The atomic mass of a nitrogen atom (N) is 14.0 u, while that of an oxygen atom (O) is 16.0 u. Three diatomic gases have the same temperature: nitrogen (N2), oxygen (O2), and nitric oxide (NO). Rank these gases in ascending order (smallest first), according to the values of their translational rms speeds.
A) N2, O2, NO
B) N2, NO, O2
C) O2, N2, NO
D) NO, N2, O2
Please explain step by step.
O2, NO, N2
To determine the translational rms speeds of the gases, we can use the root mean square speed formula:
v_rms = √(3RT/M)
where:
- v_rms is the translational rms speed
- R is the ideal gas constant (8.314 J/(mol·K))

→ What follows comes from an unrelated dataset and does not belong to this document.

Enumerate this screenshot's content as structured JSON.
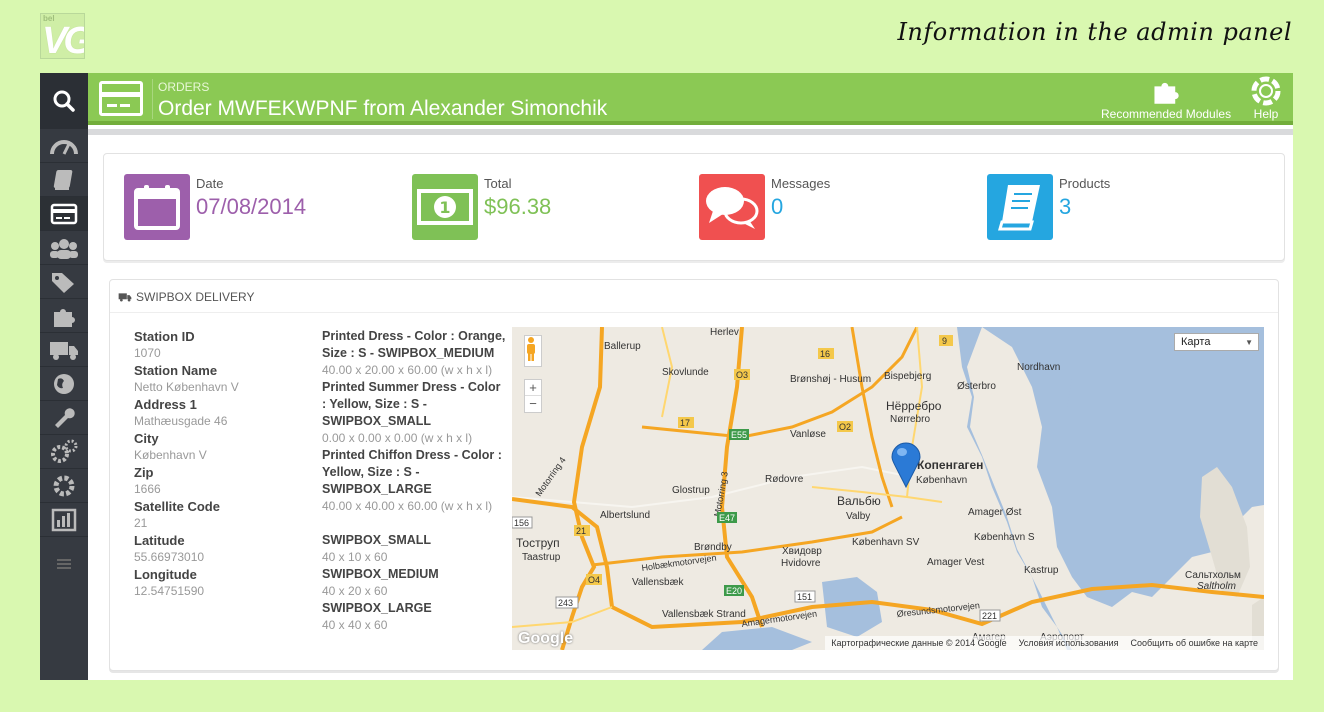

- T is the temperature in Kelvin
- M is the molar mass of the gas
Step 1: Compare the molar masses of N2, O2, and NO.
- The molar mass of N2 is 2 × 14.0 u = 28.0 u.
- The molar mass of O2 is 2 × 16.0 u = 32.0 u.
- The molar mass of NO is 14.0 u + 16.0 u = 30.0 u.
Step 2: Since the temperature is the same for all gases, it can be canceled out in the comparison.
Step 3: Calculate the values of 3RT/M for each gas.
- For N2: (3 × 8.314 × T) / 28.0
- For O2: (3 × 8.314 × T) / 32.0
- For NO: (3 × 8.314 × T) / 30.0
As the temperature is the same for all the gases, we can ignore it in the comparison.
Step 4: Compare the values of 3RT/M for each gas.
- For N2: 8.314 / 28.0
- For O2: 8.314 / 32.0
- For NO: 8.314 / 30.0
Step 5: Simplify the values.
- For N2: 0.2970
- For O2: 0.2598
- For NO: 0.2771
Step 6: Rank the gases according to the values obtained in step 5, in ascending order (smallest first).
- N2: 0.2970
- NO: 0.2771
- O2: 0.2598
Therefore, the correct answer is B) N2, NO, O2.